In a blog post, T-Mobile revealed more details about its ambitious spectrum refarming plans, which requires sunsetting a large portion of its 2G capacity. It is changing out gear in 400 of its cell sites this month as an initial test before its engages in a large-scale conversion next month.
Those 2,500 cell sites are only a fraction of T-Mobile’s 37,000-site network, so most of the country will have to wait before they can get mobile broadband at the PCS band. But T-Mobile will most likely target whole cities for the refarming, rather than upgrade a handful of sites in each market. So if you happen to leave in one of those select markets you may get close to uniform HSPA+ coverage. The first city on the list is most likely San Francisco, where T-Mobile has already tested the new network – not coincidentally during Apple’s World Wide Developer conference.
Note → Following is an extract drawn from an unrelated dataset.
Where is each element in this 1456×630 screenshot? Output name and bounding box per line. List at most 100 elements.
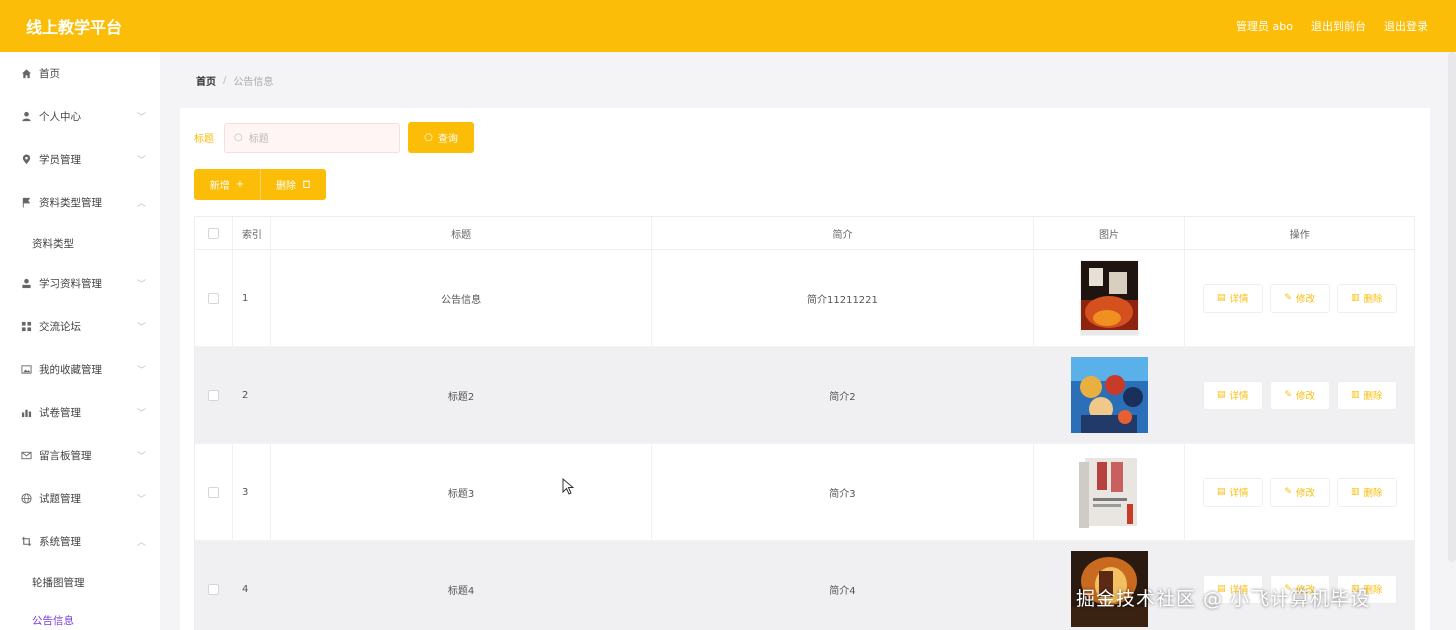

Apple won’t actually tap T-Mobile to be an iPhone retailer until all or most of its HSPA+ network is converted to PCS. That day could come as soon as this year or it may not come until well into 2013 right up to the point it launches its LTE network. My bet, though, is we’ll see a fully functioning and nationwide HSPA+ network on PCS long before we see LTE. T-Mobile needs to activate HSPA+ at PCS before it can start shutting down its current mobile broadband networks in the Advanced Wireless Services band, which is the spectrum that will host its LTE service.
The iPhone 4S can’t match T-Mobile’s theoretical 21 Mbps and 42 Mbps of T-Mobiles HSPA+ and dual-carrier networks, but it still has a substantial ceiling of 14.4 Mbps, providing an experience comparable to AT&T’s network and much faster than what Sprint and Verizon Wireless can currently offer on their CDMA networks.